Démêler les liens entre le cerveau et l’intestin

Des ingénieurs du MIT ont mis au point une nouvelle technologie optogénétique capable de manipuler les connexions neurologiques entre le cerveau et l’intestin, ce qui pourrait permettre de mieux comprendre les liens entre la santé digestive et les troubles neurologiques.

Le cerveau et le tube digestif sont en communication constante, relayant des signaux qui aident à contrôler l’alimentation et d’autres comportements. Ce vaste réseau de communication influence également notre état mental et a été impliqué dans de nombreux troubles neurologiques.

Les ingénieurs du MIT ont conçu une nouvelle technologie pour sonder ces connexions. En utilisant des fibres dotées de divers capteurs, ainsi que des sources lumineuses pour la stimulation optogénétique, les chercheurs ont montré qu’ils pouvaient contrôler les circuits neuronaux reliant l’intestin et le cerveau, chez la souris.

Dans une nouvelle étude, les chercheurs ont démontré qu’ils pouvaient induire des sentiments de satiété ou un comportement de recherche de récompense chez les souris en manipulant les cellules de l’intestin. Dans leurs travaux futurs, ils espèrent explorer certaines des corrélations qui ont été observées entre la santé digestive et des maladies neurologiques telles que l’autisme et la maladie de Parkinson.

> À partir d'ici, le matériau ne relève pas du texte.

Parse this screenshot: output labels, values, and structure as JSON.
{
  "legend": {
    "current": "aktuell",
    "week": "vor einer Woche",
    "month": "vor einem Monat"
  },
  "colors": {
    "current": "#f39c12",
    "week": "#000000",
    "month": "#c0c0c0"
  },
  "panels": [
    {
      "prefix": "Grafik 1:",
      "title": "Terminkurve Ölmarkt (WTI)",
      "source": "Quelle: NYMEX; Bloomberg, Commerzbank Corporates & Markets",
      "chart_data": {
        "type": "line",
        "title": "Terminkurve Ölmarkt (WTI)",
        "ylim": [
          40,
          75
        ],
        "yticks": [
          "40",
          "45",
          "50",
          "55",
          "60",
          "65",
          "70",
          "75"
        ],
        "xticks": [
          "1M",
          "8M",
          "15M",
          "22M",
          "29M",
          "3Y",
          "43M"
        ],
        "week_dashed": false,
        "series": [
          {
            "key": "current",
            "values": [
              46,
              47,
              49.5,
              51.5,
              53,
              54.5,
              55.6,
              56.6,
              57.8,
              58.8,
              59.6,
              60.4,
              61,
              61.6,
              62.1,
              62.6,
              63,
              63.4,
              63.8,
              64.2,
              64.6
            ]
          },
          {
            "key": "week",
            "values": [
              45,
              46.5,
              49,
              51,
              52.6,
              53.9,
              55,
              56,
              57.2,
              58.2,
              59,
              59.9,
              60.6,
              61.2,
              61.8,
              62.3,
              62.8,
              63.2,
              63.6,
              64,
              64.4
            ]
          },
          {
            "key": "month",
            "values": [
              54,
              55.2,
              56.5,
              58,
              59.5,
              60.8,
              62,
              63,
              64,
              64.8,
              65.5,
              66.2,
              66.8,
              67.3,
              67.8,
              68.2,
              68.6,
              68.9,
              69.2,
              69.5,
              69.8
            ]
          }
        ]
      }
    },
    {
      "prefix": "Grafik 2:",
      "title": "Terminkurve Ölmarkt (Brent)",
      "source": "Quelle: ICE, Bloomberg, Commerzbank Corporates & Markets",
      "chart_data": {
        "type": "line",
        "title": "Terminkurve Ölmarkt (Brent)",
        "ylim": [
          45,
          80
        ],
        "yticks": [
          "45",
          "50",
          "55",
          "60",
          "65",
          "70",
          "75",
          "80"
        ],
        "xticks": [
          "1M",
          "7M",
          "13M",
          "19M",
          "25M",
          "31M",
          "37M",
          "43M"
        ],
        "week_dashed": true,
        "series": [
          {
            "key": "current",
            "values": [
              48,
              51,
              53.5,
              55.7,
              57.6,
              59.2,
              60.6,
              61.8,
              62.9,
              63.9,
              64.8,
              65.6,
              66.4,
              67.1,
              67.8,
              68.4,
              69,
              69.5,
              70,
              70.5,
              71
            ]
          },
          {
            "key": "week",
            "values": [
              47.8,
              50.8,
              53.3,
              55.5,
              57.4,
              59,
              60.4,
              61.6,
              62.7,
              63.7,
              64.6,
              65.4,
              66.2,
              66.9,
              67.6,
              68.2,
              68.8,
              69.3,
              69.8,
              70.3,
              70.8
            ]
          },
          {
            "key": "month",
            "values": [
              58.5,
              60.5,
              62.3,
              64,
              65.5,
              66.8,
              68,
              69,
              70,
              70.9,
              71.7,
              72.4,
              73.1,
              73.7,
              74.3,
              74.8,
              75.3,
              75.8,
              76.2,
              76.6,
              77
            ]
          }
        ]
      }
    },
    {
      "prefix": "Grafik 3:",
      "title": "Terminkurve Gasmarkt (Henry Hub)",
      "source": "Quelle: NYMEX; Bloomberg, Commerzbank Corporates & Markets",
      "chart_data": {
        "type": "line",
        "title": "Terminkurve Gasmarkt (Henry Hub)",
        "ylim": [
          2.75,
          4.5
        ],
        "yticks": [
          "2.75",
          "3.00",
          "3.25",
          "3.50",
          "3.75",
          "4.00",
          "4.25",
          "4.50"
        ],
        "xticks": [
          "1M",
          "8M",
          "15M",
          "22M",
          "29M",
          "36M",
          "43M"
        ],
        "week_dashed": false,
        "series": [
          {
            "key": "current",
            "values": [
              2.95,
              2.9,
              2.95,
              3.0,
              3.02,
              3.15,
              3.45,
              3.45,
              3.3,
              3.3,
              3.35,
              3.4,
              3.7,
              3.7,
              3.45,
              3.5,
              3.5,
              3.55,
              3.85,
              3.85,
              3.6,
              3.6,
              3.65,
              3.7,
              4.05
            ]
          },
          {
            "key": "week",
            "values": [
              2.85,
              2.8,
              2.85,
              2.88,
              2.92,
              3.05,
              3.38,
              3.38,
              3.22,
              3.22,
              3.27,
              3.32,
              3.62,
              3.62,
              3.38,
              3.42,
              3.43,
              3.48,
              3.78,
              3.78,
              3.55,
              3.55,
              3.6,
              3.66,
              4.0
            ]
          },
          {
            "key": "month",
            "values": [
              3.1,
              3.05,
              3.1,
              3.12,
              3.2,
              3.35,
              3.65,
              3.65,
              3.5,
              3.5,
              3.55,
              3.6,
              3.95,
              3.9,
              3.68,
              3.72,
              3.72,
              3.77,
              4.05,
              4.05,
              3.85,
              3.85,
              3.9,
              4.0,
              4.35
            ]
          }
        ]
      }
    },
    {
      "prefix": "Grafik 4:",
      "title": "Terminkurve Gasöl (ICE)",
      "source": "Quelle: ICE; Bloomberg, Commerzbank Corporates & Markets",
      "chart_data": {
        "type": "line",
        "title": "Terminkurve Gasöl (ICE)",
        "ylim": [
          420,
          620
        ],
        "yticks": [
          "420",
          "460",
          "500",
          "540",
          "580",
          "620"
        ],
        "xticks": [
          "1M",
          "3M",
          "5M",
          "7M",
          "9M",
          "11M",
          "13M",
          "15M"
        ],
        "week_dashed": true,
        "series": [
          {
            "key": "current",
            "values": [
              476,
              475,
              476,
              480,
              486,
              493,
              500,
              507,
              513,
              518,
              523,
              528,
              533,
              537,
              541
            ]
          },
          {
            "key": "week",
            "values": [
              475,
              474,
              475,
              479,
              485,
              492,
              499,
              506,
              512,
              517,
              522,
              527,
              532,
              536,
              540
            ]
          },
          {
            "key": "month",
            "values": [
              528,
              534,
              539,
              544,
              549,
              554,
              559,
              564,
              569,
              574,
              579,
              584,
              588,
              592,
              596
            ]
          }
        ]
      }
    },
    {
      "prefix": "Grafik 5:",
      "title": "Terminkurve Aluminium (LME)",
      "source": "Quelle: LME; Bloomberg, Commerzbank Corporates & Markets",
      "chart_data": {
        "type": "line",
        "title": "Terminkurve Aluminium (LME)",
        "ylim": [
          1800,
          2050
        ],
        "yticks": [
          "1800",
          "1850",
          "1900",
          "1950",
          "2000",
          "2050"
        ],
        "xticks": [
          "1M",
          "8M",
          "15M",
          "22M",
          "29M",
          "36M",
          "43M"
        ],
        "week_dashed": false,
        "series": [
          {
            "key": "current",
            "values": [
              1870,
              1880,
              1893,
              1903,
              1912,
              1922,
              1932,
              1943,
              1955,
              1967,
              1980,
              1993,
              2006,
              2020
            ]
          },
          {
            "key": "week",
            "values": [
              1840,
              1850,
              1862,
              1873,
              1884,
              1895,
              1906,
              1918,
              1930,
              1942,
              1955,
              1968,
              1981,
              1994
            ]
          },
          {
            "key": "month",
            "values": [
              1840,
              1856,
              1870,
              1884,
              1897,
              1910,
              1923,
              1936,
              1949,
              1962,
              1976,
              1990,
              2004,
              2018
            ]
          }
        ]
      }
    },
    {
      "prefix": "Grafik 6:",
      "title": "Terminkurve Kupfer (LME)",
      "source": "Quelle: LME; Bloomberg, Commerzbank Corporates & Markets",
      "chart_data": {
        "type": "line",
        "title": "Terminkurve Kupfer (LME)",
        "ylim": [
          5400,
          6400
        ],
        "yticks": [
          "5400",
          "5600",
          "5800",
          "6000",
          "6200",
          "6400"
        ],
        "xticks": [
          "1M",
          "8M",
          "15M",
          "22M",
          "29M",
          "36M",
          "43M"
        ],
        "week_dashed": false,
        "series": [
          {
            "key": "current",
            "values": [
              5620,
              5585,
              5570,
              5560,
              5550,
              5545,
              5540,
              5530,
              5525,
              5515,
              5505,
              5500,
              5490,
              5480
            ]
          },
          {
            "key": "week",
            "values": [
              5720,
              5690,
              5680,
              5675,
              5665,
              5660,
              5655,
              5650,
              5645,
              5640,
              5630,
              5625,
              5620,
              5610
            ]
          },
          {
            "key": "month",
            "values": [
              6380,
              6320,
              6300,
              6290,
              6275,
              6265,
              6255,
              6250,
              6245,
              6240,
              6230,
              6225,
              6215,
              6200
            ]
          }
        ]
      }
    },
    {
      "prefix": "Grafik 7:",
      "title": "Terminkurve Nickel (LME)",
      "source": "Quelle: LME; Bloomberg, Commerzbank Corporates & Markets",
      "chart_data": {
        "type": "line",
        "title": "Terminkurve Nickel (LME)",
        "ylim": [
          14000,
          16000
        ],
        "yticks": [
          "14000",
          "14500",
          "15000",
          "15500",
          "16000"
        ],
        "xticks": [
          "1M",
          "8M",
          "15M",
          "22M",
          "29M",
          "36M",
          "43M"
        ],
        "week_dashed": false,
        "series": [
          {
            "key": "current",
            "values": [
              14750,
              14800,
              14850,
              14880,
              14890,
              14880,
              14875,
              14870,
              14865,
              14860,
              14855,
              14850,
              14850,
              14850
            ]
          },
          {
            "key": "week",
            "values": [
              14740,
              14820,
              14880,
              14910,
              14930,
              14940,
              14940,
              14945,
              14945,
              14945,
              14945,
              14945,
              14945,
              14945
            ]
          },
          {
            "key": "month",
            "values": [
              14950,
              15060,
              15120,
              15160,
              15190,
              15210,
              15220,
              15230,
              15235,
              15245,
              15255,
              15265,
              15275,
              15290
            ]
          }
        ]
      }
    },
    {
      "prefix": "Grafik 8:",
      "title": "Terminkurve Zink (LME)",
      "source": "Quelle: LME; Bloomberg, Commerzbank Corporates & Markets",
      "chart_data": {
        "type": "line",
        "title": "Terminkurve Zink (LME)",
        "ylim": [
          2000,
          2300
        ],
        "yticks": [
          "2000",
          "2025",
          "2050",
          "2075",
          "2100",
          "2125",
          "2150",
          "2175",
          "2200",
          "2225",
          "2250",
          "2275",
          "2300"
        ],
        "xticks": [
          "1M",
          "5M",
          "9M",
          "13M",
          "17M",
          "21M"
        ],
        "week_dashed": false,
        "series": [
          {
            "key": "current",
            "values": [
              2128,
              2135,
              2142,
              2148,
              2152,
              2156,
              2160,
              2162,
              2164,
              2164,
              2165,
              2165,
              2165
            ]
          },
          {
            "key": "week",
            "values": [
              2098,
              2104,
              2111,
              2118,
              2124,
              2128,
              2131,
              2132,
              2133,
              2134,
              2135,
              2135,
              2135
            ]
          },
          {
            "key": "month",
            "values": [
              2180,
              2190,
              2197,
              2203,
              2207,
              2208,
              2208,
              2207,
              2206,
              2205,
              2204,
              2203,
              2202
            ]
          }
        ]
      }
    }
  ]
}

Cerveau Intestin Connexion Capteurs

Ces fibres souples, dotées de capteurs et de sources lumineuses, peuvent être utilisées pour manipuler et surveiller les connexions entre le cerveau et le tube digestif. Crédit : avec l’aimable autorisation des chercheurs

« Ce qui est passionnant, c’est que nous disposons désormais d’une technologie capable de piloter la fonction intestinale et des comportements tels que l’alimentation. Plus important encore, nous avons la possibilité de commencer à accéder à la diaphonie entre l’intestin et le cerveau avec la précision de la milliseconde de l’optogénétique, et nous pouvons le faire sur des animaux qui se comportent bien », explique Polina Anikeeva, titulaire de la chaire Matoula S. Salapatas en science et ingénierie des matériaux, professeur de sciences du cerveau et de sciences cognitives, directrice du K. Lisa Yang Brain-Body Center, directrice associée du laboratoire de recherche en électronique du MIT et membre du McGovern Institute for Brain Research du MIT.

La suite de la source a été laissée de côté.